Chambers Logging owner Bob Chambers and his two right-hand men, loader operator Victor Brovelli (far left) and grapple cat operator Bill KohlrussChambers Logging owner Bob Chambers (far right) and his two right-hand men, loader operator Victor Brovelli (far left) and grapple cat operator Bill Kohlruss.

These steadfast employees keep operations running smoothly, according to Chambers, and he mentions two in particular who are his right-hand men. They are loader operator Victor Brovelli and yarder engineer Bill Little. “I give these guys a bigger role all the time, and that’s the way it’s going to be,” Chambers says.

“Bill has been here since he got out of college,” Chambers says and describes him as the “key to the whole outfit.” One of these days, if and when he decides to retire, Chambers envisions turning the logging operations over to these two. But don’t expect that anytime soon because there’s sawdust running through Chambers veins. “I’m going to keep logging as long as I can,” he says. “What else would I do?”

The loyal dedication of his long-time employees is somewhat both a blessing and a curse though, as Chambers looks at an aging workforce and wonders who will replace those workers when they retire.

“I’ve got truck drivers in their 60s and 70s, and that’s a problem,” says Chambers. He and Gloria have added some younger loggers to their crews over the past several years, but they are concerned about a lack of skilled workers, as well as the current length of the logging season in California.

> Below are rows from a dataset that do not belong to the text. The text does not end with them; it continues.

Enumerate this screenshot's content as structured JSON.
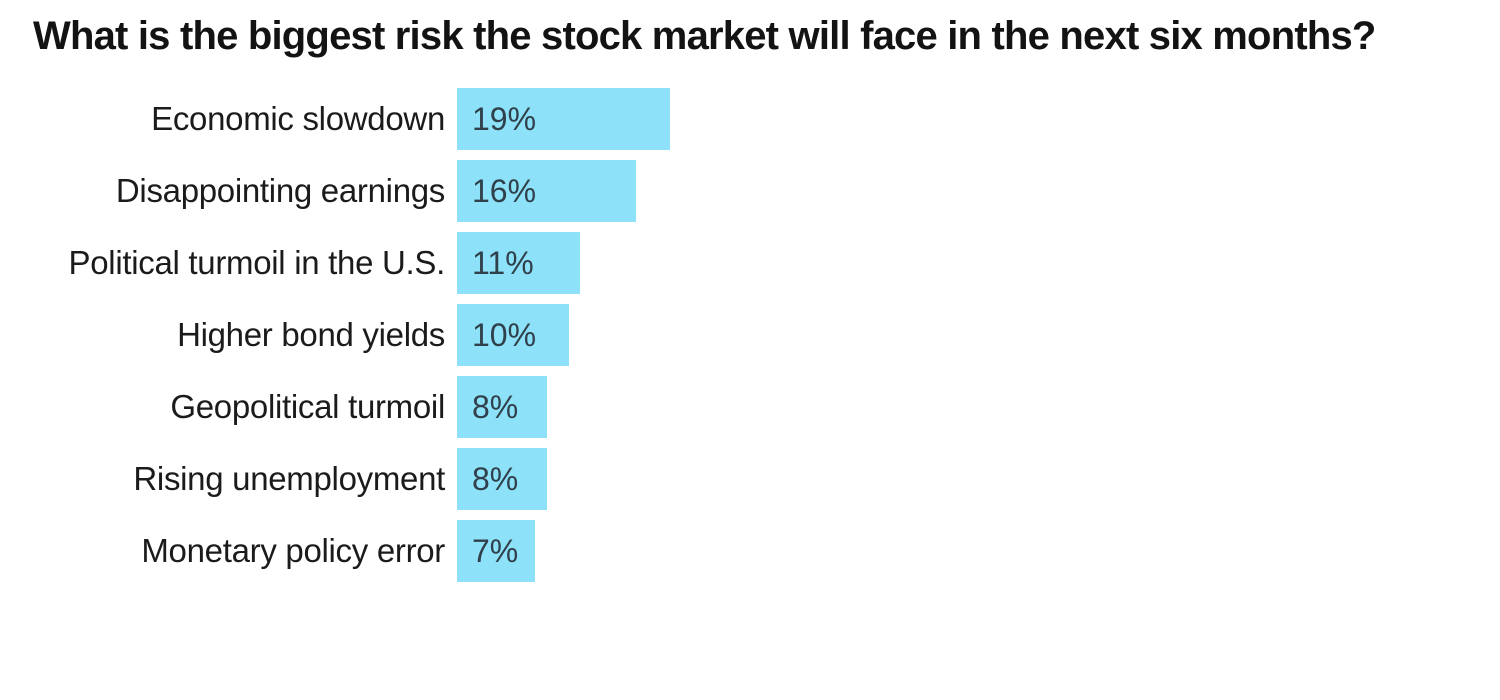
{
  "page": {
    "background": "#ffffff"
  },
  "chart_data": {
    "type": "bar",
    "orientation": "horizontal",
    "title": "What is the biggest risk the stock market will face in the next six months?",
    "categories": [
      "Economic slowdown",
      "Disappointing earnings",
      "Political turmoil in the U.S.",
      "Higher bond yields",
      "Geopolitical turmoil",
      "Rising unemployment",
      "Monetary policy error"
    ],
    "values": [
      19,
      16,
      11,
      10,
      8,
      8,
      7
    ],
    "value_labels": [
      "19%",
      "16%",
      "11%",
      "10%",
      "8%",
      "8%",
      "7%"
    ],
    "unit": "%",
    "xlim": [
      0,
      19
    ],
    "grid": "off",
    "legend": "none",
    "axis_ticks": "none",
    "bar_color": "#8DE2FA",
    "value_label_color": "#30404a",
    "category_label_color": "#1b1b1b",
    "title_color": "#131313"
  }
}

His yarder logging season is approximately ten months out of the year, but the cat side operations are much shorter. “The cat sides work five to six months out of the year, and who wants to, or can afford to, work that much?”

Chambers adds that there is also more competition among the logging outfits to find cat side crews. “A lot of smaller guys might not have a yarder, but they do have a Cat.”

Bob Chambers and Chamber Logging truck driver Pete RutherfordBob Chambers (nearest logging truck) and Chamber Logging truck driver Pete Rutherford giving signals to help the loading of redwood onto a truck bound for Humboldt Redwood Company’s Scotia, Calif., mill.

Quality Partnering & the Future

While Chambers Logging’s 17-year relationship with the Russ Ranch in Humboldt County provides annual certainty for the logging company, the problem is a lack of local sawmills to process some of the timber being logged (mainly fir).

“The local market is flooded with timber,” says Chambers, referring to Humboldt County. So Chambers logging trucks are taking the logs all the way to Trinity River Lumber’s sawmill in Weaverville, Calif., an approximately 275 mile round trip. “It’s a long run to go over there, come right back, and go over again, and it burns lots of diesel.” The trucks make one trip one day followed by two trips the next day.

The partnership between Chambers Logging and HRC this summer included a redwood logging operation near the Scotia Mill, and the trucking distance was much shorter for the timber being logged. Another financial benefit is a contract with HRC for projects that keep two Chambers Logging dump trucks and one water truck (during summer months) working on a daily basis.

Chambers believes the future of logging will include smaller, more mobile, and mechanized equipment. The difficulty for the small logging companies like theirs, Chambers says, is the financial burden associated with acquiring mechanized equipment such as feller bunchers, processors, and the like.

“I don’t know what’s going to happen,” says Chambers. There are days when he thinks about stepping down, but more days when he can’t imagine not going to the woods every day to check on the logging operations and operate the equipment.